Data-Crunched Democracy

I spent the day at Data-Crunched Democracy, an excellent conference organized by Daniel Kreiss and Joe Turow focused on the increasingly important role of “big data”, quantitative data analysis, and formal modeling in US political campaigns.

It was a very rewarding day with many interesting discussions and presentations by campaign staffers, consultants, lawyers, and others who had been involved in the 2012 campaign cycle.

It’s often hard to follow what’s actually going on this space without speaking to those involved because, as Lois Beckett from ProPublica, who is among the few journalists who have covered this area, “many campaign people lie to journalists about micro targeting and data use”. So, with that warning and caveat, a few take-aways from a rich day—

Where are well-resourced US campaigns at in terms of using data? As Rayid Ghani (Chief Scientist, Obama for America) reminded us, data-based modeling is probabilistic and mostly aimed at about marginal improvements in how resources are allocated for messaging, mobilization, fundraising, etc. It’s not a magic bullet, not necessarily as powerful or nebulous as some would suggest, and generally not as developed as the use of behavioral modeling is in much of the corporate world.

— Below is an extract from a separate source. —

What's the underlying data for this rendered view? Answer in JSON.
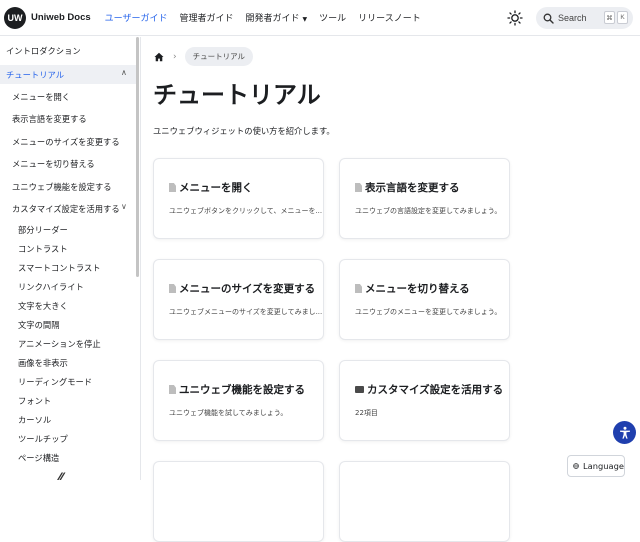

Ghani explained that big data-based modeling is hard to do in politics because of the low frequency of the behavior you are trying to model (voting, for example, is not someone we do that often) and because the context is important and can change dramatically from election to election (2004 versus 2008 etc). Targeting is–and several speakers, including Carol Davidsen from Obama for America as well as Alex Lundry and Brent McGoldrick who were both involved in the Romney campaign in various roles, underlined this–certainly getting better and better in terms of predicting people’s political behavior, but it remains probabilistic, and this is too often overlooked and/or misunderstood in public discussions surrounding the use of data by campaigns.

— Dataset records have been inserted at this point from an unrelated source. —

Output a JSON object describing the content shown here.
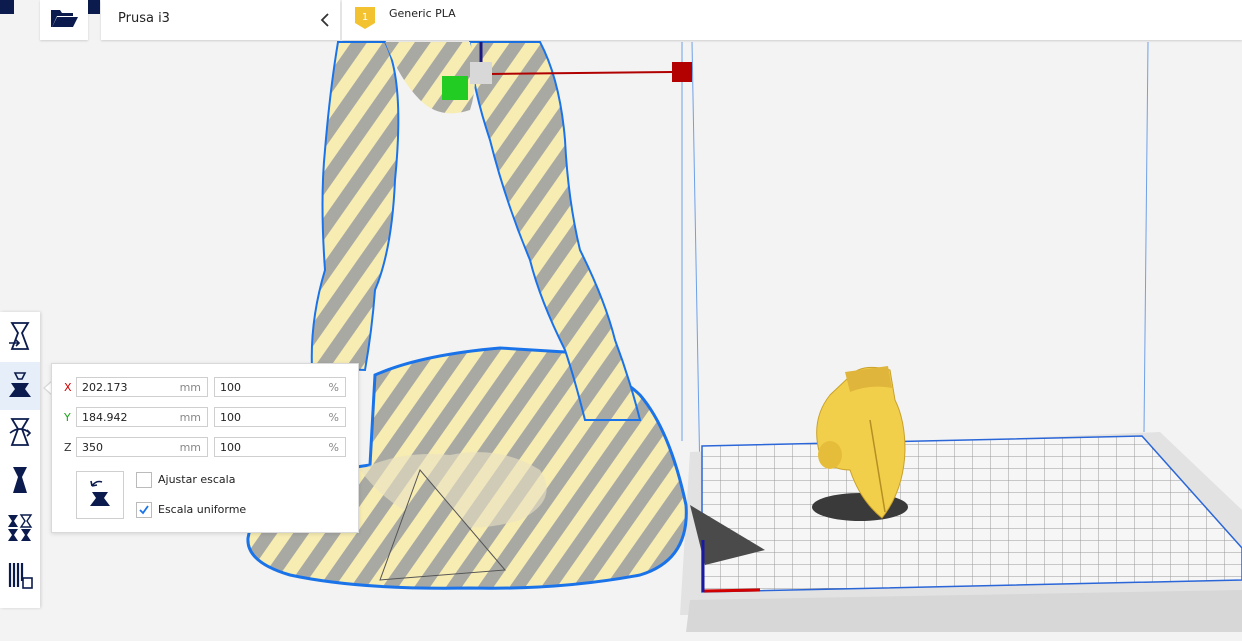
{
  "header": {
    "printer_name": "Prusa i3",
    "extruder_number": "1",
    "material_name": "Generic PLA"
  },
  "icons": {
    "open": "folder-open-icon",
    "collapse": "chevron-left-icon",
    "tools": [
      "move-tool-icon",
      "scale-tool-icon",
      "rotate-tool-icon",
      "mirror-tool-icon",
      "per-model-settings-icon",
      "support-blocker-icon"
    ]
  },
  "scale_panel": {
    "x": {
      "axis": "X",
      "mm": "202.173",
      "mm_unit": "mm",
      "percent": "100",
      "percent_unit": "%"
    },
    "y": {
      "axis": "Y",
      "mm": "184.942",
      "mm_unit": "mm",
      "percent": "100",
      "percent_unit": "%"
    },
    "z": {
      "axis": "Z",
      "mm": "350",
      "mm_unit": "mm",
      "percent": "100",
      "percent_unit": "%"
    },
    "snap_scaling": {
      "label": "Ajustar escala",
      "checked": false
    },
    "uniform_scaling": {
      "label": "Escala uniforme",
      "checked": true
    }
  },
  "colors": {
    "axis_x": "#d00000",
    "axis_y": "#1ca41c",
    "axis_z": "#1a1a80",
    "accent": "#0b1b4d",
    "badge": "#f2c230",
    "model_yellow": "#f7e9a6",
    "model_stripe": "#9c9c9c",
    "helmet": "#f2cf4a",
    "selection_outline": "#1a73e8"
  }
}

Modeling is also hard because though much data is available in the US after more than a decade of database-building, by the standards of computer scientists, it not much. As Ghani put it—and he worked for Obama—“this is the smallest dataset I’ve worked with.” In insurance, banking, health, and many areas of marketing, the datasets are much bigger and more detailed. (And one can easily imagine why—the resources available in those sectors are bigger than even the biggest political campaigns, let alone more ordinary campaigns for Congress etc.)

Right now, campaigns still focus on modeling people’s (a) propensity to vote and (b) their likelihood of supporting one or another candidate. Ghani suggested that in the future, there will be more focus on modeling “persuadability”, in predicting not only how are people likely to behave, but also how likely they are to be susceptible to specific kinds of communication from campaigns.

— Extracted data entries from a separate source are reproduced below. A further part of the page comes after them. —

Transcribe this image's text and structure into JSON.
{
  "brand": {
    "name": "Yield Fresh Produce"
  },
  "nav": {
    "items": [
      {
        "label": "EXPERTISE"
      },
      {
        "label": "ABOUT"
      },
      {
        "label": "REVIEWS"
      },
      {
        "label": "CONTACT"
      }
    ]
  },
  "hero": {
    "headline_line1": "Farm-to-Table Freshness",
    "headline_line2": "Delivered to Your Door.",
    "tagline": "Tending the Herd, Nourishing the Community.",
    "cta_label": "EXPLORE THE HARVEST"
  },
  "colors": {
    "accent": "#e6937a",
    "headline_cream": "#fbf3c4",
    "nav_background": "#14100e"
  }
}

It will also, and this is something in particular Carol Davidsen (Director, Integration and Media Targeting, Obama for America) talked about, increasingly work across platforms and in the future increasingly focus on evaluating the impact of the massive amounts of money spend on television advertising, an area that several campaign staffers and consultants underlined remains the biggest line item in campaign budgets, and also the least accountable and the least data-based activity. Data from set-top boxes, the rise of IPTV, etc may change that in the future. Integration is the watchword here.

Before getting carried away in discussions of how new digital sources of data from television, from social media, from cookies across the web etc, it is important to remember, as Eithan Hersh made clear in his very good talk, that “campaign targeting is largely a function of public data availability” (and of course what Alex Lundry called the “solid gold” of volunteer or paid canvassing/phonebank-generated IDs, the “who do you lean towards voting for”-type questions asked at the door and over the phone by field campaigns).

In terms of public data availability there are interesting cross-national differences between the US and for example the European Union, which has adopted a “comprehensive” approach to data protection and has privileged privacy protection and where much of the information that enable “big data”-based microtargeting in American politics is simply not available. (Eithan was foreshadowing his forthcoming book Hacking the Electorate, which I’m very much looking forward to.)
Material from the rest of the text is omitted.